If you're happy with brew, by all means continue using it. If asdf is getting you all the languages and tools you need without issue, by all means continue using it. My comment is just adding some details to the parent comment about nix running well on macOS.
EDIT: I doubt your question is in good faith considering the 'cult' comment, but to answer your question at face value regarding benefit the first one that comes to mind is being able to have multiple versions of the same package and being able to rollback to previous versions if something breaks. This also means you can have package A depend on package B v1, and package C depend on package B v2, and both can coexist. If this is not something that's valuable to you, that's fine too. The other killer feature is being able to install dependencies for a project/repository if it uses nix - just clone, cd, and run `nix develop` and you'll have all the dependencies available.

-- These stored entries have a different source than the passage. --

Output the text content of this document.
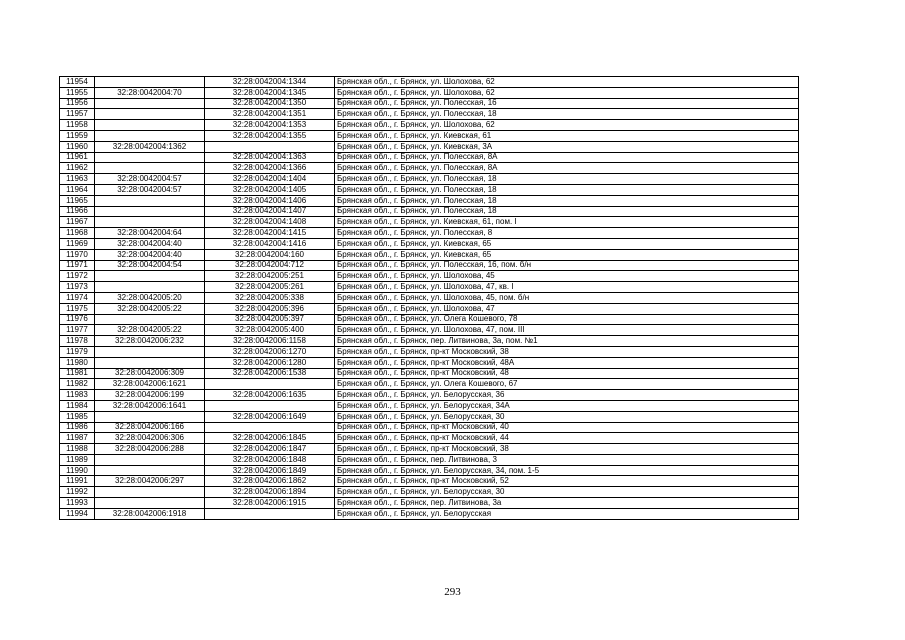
11954		32:28:0042004:1344	Брянская обл., г. Брянск, ул. Шолохова, 62
11955	32:28:0042004:70	32:28:0042004:1345	Брянская обл., г. Брянск, ул. Шолохова, 62
11956		32:28:0042004:1350	Брянская обл., г. Брянск, ул. Полесская, 16
11957		32:28:0042004:1351	Брянская обл., г. Брянск, ул. Полесская, 18
11958		32:28:0042004:1353	Брянская обл., г. Брянск, ул. Шолохова, 62
11959		32:28:0042004:1355	Брянская обл., г. Брянск, ул. Киевская, 61
11960	32:28:0042004:1362		Брянская обл., г. Брянск, ул. Киевская, 3А
11961		32:28:0042004:1363	Брянская обл., г. Брянск, ул. Полесская, 8А
11962		32:28:0042004:1366	Брянская обл., г. Брянск, ул. Полесская, 8А
11963	32:28:0042004:57	32:28:0042004:1404	Брянская обл., г. Брянск, ул. Полесская, 18
11964	32:28:0042004:57	32:28:0042004:1405	Брянская обл., г. Брянск, ул. Полесская, 18
11965		32:28:0042004:1406	Брянская обл., г. Брянск, ул. Полесская, 18
11966		32:28:0042004:1407	Брянская обл., г. Брянск, ул. Полесская, 18
11967		32:28:0042004:1408	Брянская обл., г. Брянск, ул. Киевская, 61, пом. I
11968	32:28:0042004:64	32:28:0042004:1415	Брянская обл., г. Брянск, ул. Полесская, 8
11969	32:28:0042004:40	32:28:0042004:1416	Брянская обл., г. Брянск, ул. Киевская, 65
11970	32:28:0042004:40	32:28:0042004:160	Брянская обл., г. Брянск, ул. Киевская, 65
11971	32:28:0042004:54	32:28:0042004:712	Брянская обл., г. Брянск, ул. Полесская, 16, пом. б/н
11972		32:28:0042005:251	Брянская обл., г. Брянск, ул. Шолохова, 45
11973		32:28:0042005:261	Брянская обл., г. Брянск, ул. Шолохова, 47, кв. I
11974	32:28:0042005:20	32:28:0042005:338	Брянская обл., г. Брянск, ул. Шолохова, 45, пом. б/н
11975	32:28:0042005:22	32:28:0042005:396	Брянская обл., г. Брянск, ул. Шолохова, 47
11976		32:28:0042005:397	Брянская обл., г. Брянск, ул. Олега Кошевого, 78
11977	32:28:0042005:22	32:28:0042005:400	Брянская обл., г. Брянск, ул. Шолохова, 47, пом. III
11978	32:28:0042006:232	32:28:0042006:1158	Брянская обл., г. Брянск, пер. Литвинова, 3а, пом. №1
11979		32:28:0042006:1270	Брянская обл., г. Брянск, пр-кт Московский, 38
11980		32:28:0042006:1280	Брянская обл., г. Брянск, пр-кт Московский, 48А
11981	32:28:0042006:309	32:28:0042006:1538	Брянская обл., г. Брянск, пр-кт Московский, 48
11982	32:28:0042006:1621		Брянская обл., г. Брянск, ул. Олега Кошевого, 67
11983	32:28:0042006:199	32:28:0042006:1635	Брянская обл., г. Брянск, ул. Белорусская, 36
11984	32:28:0042006:1641		Брянская обл., г. Брянск, ул. Белорусская, 34А
11985		32:28:0042006:1649	Брянская обл., г. Брянск, ул. Белорусская, 30
11986	32:28:0042006:166		Брянская обл., г. Брянск, пр-кт Московский, 40
11987	32:28:0042006:306	32:28:0042006:1845	Брянская обл., г. Брянск, пр-кт Московский, 44
11988	32:28:0042006:288	32:28:0042006:1847	Брянская обл., г. Брянск, пр-кт Московский, 38
11989		32:28:0042006:1848	Брянская обл., г. Брянск, пер. Литвинова, 3
11990		32:28:0042006:1849	Брянская обл., г. Брянск, ул. Белорусская, 34, пом. 1-5
11991	32:28:0042006:297	32:28:0042006:1862	Брянская обл., г. Брянск, пр-кт Московский, 52
11992		32:28:0042006:1894	Брянская обл., г. Брянск, ул. Белорусская, 30
11993		32:28:0042006:1915	Брянская обл., г. Брянск, пер. Литвинова, 3а
11994	32:28:0042006:1918		Брянская обл., г. Брянск, ул. Белорусская
293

The cult comment was in jest. These are just package managers don't take things so seriously, it is all in good fun.
Yes, I understand the multiple versions of the same package thing - Go/Rust have package managers that quite reliably solve that problem. Pipx also to a certain extent solves that problem.
Brew is useful mostly for casks (browsers, mac apps, fonts) which don't usually call for multiple versions.
I'm sure it is a hairy problem for some combination of languages/tools but I guess I'm somehow completely side stepping it. Perhaps I'm more likely to encounter it if I treated my laptop as a server because that seems more like where Nix might shine as a sort of ansible/chef/puppet on steroids ;)
Fair enough! Yeah, I was using brew as a replacement for something like `apt` or `dnf` on Linux. For example, installing packages like htop, neovim, emacs, etc. For things like Rust I stick with cargo (which is awesome), though I do manage my Go install through nix.
I’m constantly fighting Brew on all three computers where Brew is installed. Yes, I have wiped them, the problem is Brew, it is not the particular installation. If it were a problem with one particular installation of Brew, then it would not suddenly become a problem on a new fresh install of Brew.
The idea that you would need to wipe anything to start over is just bizarre to me in the first place. One of the many problems with Brew. Brew is extremely slow and it is prone to doing things that I do not want it to do without explaining why it is doing them or how I can alter its behavior (why is it installing package X? why is it updating right now?). Sometimes when I install a package, I get a spurious failure, and I need to re-run the installation command. Sometimes I just want to install one package, but it goes through “brew update”—which is extremely slow.
I used brew for years and it's a fine tool but I found it lacking. It doesn't give you control when you need it, and telling a user that something got b0rked along the way and asking them to start over isn't good developer experience (in all fairness, neither is the current status of the various nix cli's, but trade-offs am I right?). I've lost so many hours because something broke and sometimes it was because one dependency got updated and broke other packages and other times it wasn't obvious what broke, and I would have to start from scratch.
I never used brew to install or manage my python precisely because it gave me so many issues.
My brew list is intentionally very short and my faffing about desire is limited.
Generally I use brew to pull in asdf (https://github.com/asdf-vm/asdf) to install programming languages/tooling, it works flawlessly.
I use Pipx (https://github.com/pypa/pipx) to install python thingies (such as yt-dlp) as a cli.
Go and Rust handle binaries in their languages beautifully and without issues.